At Booths I bought potatoes steamed Wednesday night and mixed with Helmans for lunch boxes Thursday, blood oranges, chicory and fennel a very good salad with black olives and walnuts as a starter Saturday night for £3.50
£1.50 for eggs from Wild Beef
At Ted's Veg I bought savoy cabbage fast becoming one of my favourite steamed vegetables, parsley and celery for bean salad and for soup made Thursday night for £3.20
From the Italian oil stall I bought a large tin of olive oil for a fairly bargain £15.95
Black olives from Taste of Turkey - £3
Truffle cheese, which the guy serving told me a little drier than the last lot as he gave me a try. Told him it was good and I wanted it mostly for a sauce which got me the very tiniest eye widening in shock before he agreed that would be great and, after sampling a few bought a very fine aged pecorino from Gastronomica - £17
Apples and pears for lunches from Chegworth, I am so glad they are back with a permanent stall, albeit a small one! £1.20
At Neals Yard I bought milk and cream - still have some yoghurt from last week that is just in date (and I like it sour!) - £8.70
One small loaf from Flour Power - £1.10 - rounded out the shop
Spent £68.95 which is a lot but the oil will last months
Tuesday, March 02, 2010
Still have the miele steamer. Have read here and there that steaming produces more flavourful meat as well as tastier vegetables, which I was willing to believe even if I don't know exactly how that comes about but it definitely enhances fresh produce's own natural flavours. I was surprised at just how intense the flavour was, how richly it all came together. Proper feasting!

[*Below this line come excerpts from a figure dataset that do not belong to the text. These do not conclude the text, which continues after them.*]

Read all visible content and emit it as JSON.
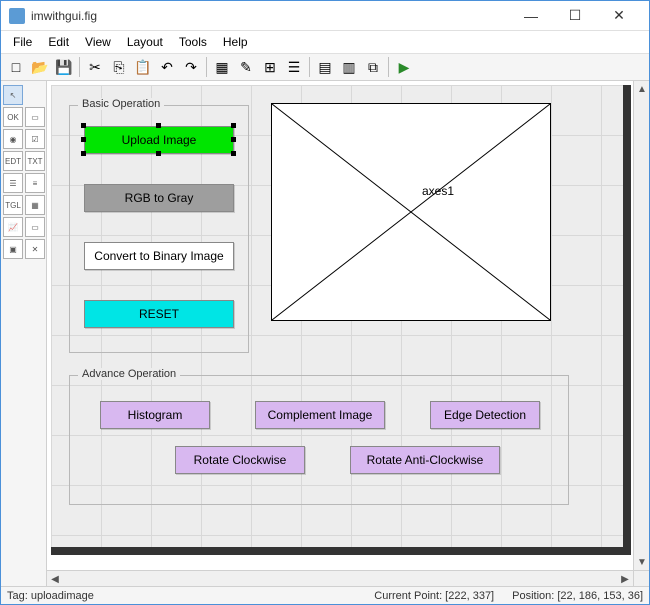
{
  "window": {
    "title": "imwithgui.fig",
    "min_icon": "—",
    "max_icon": "☐",
    "close_icon": "✕"
  },
  "menu": [
    "File",
    "Edit",
    "View",
    "Layout",
    "Tools",
    "Help"
  ],
  "toolbar_icons": [
    "□",
    "📂",
    "💾",
    "|",
    "✂",
    "⎘",
    "📋",
    "↶",
    "↷",
    "|",
    "▦",
    "✎",
    "⊞",
    "☰",
    "|",
    "▤",
    "▥",
    "⧉",
    "|",
    "▶"
  ],
  "palette": [
    {
      "name": "pointer",
      "label": "↖",
      "selected": true
    },
    {
      "name": "ok",
      "label": "OK"
    },
    {
      "name": "slider",
      "label": "▭"
    },
    {
      "name": "radio",
      "label": "◉"
    },
    {
      "name": "check",
      "label": "☑"
    },
    {
      "name": "edit",
      "label": "EDT"
    },
    {
      "name": "text",
      "label": "TXT"
    },
    {
      "name": "popup",
      "label": "☰"
    },
    {
      "name": "list",
      "label": "≡"
    },
    {
      "name": "toggle",
      "label": "TGL"
    },
    {
      "name": "table",
      "label": "▦"
    },
    {
      "name": "axes",
      "label": "📈"
    },
    {
      "name": "panel",
      "label": "▭"
    },
    {
      "name": "bgroup",
      "label": "▣"
    },
    {
      "name": "activex",
      "label": "✕"
    }
  ],
  "basic_panel": {
    "legend": "Basic Operation",
    "buttons": [
      {
        "label": "Upload Image",
        "bg": "#00e500",
        "selected": true
      },
      {
        "label": "RGB to Gray",
        "bg": "#9e9e9e"
      },
      {
        "label": "Convert to Binary Image",
        "bg": "#ffffff"
      },
      {
        "label": "RESET",
        "bg": "#00e5e5"
      }
    ]
  },
  "advance_panel": {
    "legend": "Advance Operation",
    "buttons": [
      {
        "label": "Histogram",
        "bg": "#d8b8f0"
      },
      {
        "label": "Complement Image",
        "bg": "#d8b8f0"
      },
      {
        "label": "Edge Detection",
        "bg": "#d8b8f0"
      },
      {
        "label": "Rotate Clockwise",
        "bg": "#d8b8f0"
      },
      {
        "label": "Rotate Anti-Clockwise",
        "bg": "#d8b8f0"
      }
    ]
  },
  "axes": {
    "label": "axes1"
  },
  "status": {
    "tag": "Tag: uploadimage",
    "current_point": "Current Point:  [222, 337]",
    "position": "Position: [22, 186, 153, 36]"
  },
  "colors": {
    "grid": "#d8d8d8",
    "shadow_border": "#333333"
  }
}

There is a bit of oil used in this recipe but I have to say my consumption of oils has plummeted recently, back to almost nothing. After sealing the meat on top of the hob I steamed this stew for a couple of hours. Next day the resultant meal was easily one of the nicest things I have made all winter, more intensely flavoured than slow cooked stews but at the same time retaining a delicacy of taste. Even after a couple of hours cooking then being left overnight before reheating next day the vegetables didn't collapse into a mush and yet the meat could not have been more tender. A definite winner.

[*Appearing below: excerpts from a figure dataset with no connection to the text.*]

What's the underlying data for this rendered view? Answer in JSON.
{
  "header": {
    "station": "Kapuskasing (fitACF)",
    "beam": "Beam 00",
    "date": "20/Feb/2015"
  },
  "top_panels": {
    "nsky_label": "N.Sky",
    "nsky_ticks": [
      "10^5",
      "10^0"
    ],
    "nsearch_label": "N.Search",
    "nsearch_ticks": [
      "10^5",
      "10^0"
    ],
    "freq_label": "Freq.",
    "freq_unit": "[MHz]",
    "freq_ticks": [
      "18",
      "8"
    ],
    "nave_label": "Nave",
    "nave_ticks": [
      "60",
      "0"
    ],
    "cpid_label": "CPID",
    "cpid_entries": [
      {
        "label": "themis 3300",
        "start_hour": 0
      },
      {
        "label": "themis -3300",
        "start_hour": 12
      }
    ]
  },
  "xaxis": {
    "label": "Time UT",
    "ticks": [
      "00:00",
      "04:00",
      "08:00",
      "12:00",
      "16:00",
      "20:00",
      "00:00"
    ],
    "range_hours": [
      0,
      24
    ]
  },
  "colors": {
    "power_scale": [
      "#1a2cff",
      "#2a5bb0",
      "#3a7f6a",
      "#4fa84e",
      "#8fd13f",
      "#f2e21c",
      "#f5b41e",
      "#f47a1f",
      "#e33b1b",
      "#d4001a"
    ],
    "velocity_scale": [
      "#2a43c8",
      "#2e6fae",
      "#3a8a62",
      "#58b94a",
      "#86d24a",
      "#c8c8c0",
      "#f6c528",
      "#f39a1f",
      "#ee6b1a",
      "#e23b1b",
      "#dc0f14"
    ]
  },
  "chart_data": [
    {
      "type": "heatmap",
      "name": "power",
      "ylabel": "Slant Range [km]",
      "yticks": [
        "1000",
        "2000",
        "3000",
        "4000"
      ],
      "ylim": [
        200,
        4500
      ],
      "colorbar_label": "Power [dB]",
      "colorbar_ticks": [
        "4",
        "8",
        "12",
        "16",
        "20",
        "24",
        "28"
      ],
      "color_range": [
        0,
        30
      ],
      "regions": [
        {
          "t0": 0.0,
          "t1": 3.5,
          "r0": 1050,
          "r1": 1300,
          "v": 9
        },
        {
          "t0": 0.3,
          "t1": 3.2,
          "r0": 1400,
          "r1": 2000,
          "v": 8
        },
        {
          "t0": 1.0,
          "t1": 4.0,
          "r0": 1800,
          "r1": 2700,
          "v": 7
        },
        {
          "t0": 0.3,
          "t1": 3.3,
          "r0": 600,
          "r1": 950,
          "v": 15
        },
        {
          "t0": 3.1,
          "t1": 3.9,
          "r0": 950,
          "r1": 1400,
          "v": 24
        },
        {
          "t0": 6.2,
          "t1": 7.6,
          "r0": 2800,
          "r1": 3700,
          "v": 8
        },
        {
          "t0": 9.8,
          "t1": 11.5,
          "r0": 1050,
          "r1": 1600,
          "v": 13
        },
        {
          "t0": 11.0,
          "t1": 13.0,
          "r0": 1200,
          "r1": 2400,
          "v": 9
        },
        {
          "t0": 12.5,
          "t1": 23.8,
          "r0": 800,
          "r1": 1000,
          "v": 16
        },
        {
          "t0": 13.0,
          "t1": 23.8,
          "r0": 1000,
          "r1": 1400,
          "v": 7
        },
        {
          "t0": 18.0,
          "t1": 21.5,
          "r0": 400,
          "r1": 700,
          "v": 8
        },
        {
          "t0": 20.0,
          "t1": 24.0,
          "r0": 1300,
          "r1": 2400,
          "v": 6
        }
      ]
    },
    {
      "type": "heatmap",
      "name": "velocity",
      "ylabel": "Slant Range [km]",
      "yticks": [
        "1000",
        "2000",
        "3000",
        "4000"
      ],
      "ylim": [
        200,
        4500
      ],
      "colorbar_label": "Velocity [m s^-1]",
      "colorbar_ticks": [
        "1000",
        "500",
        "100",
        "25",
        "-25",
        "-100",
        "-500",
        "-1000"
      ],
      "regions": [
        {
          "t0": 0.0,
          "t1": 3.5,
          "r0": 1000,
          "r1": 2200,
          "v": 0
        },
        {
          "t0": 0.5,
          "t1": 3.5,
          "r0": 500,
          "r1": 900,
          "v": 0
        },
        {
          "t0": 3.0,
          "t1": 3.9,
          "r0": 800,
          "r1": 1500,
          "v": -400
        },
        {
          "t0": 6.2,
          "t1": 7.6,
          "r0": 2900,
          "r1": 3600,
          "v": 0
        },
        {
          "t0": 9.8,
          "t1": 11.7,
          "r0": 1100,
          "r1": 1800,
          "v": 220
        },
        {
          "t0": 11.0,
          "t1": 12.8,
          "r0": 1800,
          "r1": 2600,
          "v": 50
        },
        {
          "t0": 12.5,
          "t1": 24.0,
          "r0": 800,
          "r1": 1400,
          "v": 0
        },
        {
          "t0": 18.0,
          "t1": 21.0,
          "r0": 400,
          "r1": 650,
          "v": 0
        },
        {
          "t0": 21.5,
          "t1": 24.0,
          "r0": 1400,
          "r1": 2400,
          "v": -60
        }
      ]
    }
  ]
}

Lamb, Root Vegetable and Barley Stew
6 lamb neck chops
2 tbspns plain flour, seasoned with salt and pepper
1 tbspn oil
100g smoked bacon, roughly chopped
1 large swede, peeled and cut into 2cm dice
4 celery stalks, washed and chopped into 2cm lengths
3 carrots, heritage if you can find some just for their lovely purple hue
1 large onion, peeled, quartered and stuck with 4 cloves
100g pearl barley
Bouquet garni of parsley, rosemary, thyme and bay
750ml lamb stock or water
Dredge the lamb chops in the seasoned flour to coat well. Heat the oil in a large pan and add the bacon and lamb chops. Cook over a medium heat, stirring, till the meat is crusted with rich brown spots.
Add all the rest of the ingredients, topping up with water if necessary so that the liquid covers everything and bring the lot to a simmer.

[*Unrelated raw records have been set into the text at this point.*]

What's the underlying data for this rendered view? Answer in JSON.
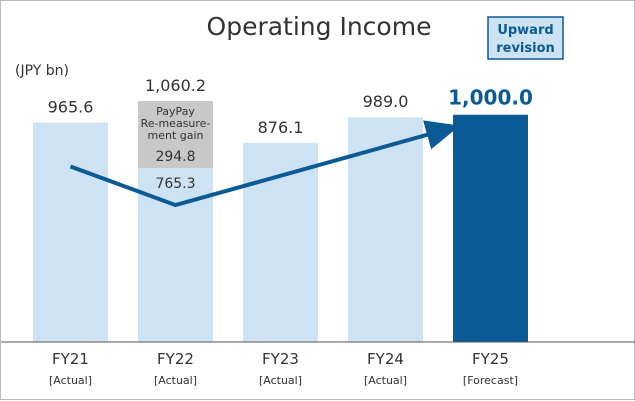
{
  "chart_data": {
    "type": "bar",
    "title": "Operating Income",
    "unit_label": "(JPY bn)",
    "categories": [
      "FY21",
      "FY22",
      "FY23",
      "FY24",
      "FY25"
    ],
    "category_notes": [
      "[Actual]",
      "[Actual]",
      "[Actual]",
      "[Actual]",
      "[Forecast]"
    ],
    "values": [
      965.6,
      1060.2,
      876.1,
      989.0,
      1000.0
    ],
    "value_labels": [
      "965.6",
      "1,060.2",
      "876.1",
      "989.0",
      "1,000.0"
    ],
    "fy22_breakdown": {
      "base_value": 765.3,
      "base_label": "765.3",
      "gain_value": 294.8,
      "gain_label": "294.8",
      "gain_name_lines": [
        "PayPay",
        "Re-measure-",
        "ment gain"
      ]
    },
    "badge_lines": [
      "Upward",
      "revision"
    ],
    "trend_arrow": {
      "from": "FY21",
      "via": "FY22",
      "to": "FY25"
    },
    "ylim": [
      0,
      1100
    ],
    "grid": false,
    "colors": {
      "bar": "#cde3f4",
      "bar_highlight": "#0a5a96",
      "gain_segment": "#c8c8c8",
      "arrow": "#0a5a96",
      "badge_fill": "#cde3f4",
      "badge_border": "#0a5a96",
      "text": "#333333",
      "axis": "#555555"
    }
  }
}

At this point, if you have a steam oven, set it at 100C and put the uncovered pan in to cook for 2 hours. If you don't have a steam oven, cover the pan, reduce the heat to ultra low, and cook for 2 hours on the hob.
Remove the pan from whatever source of heat you cooked with, cover and refrigerate overnight.
Reheat to serve next day with some waxy potatoes.
I could not have wished for a nicer meal. Revisited the pleasure the following night and have a final serving in a tub in the freezer. Oh joy!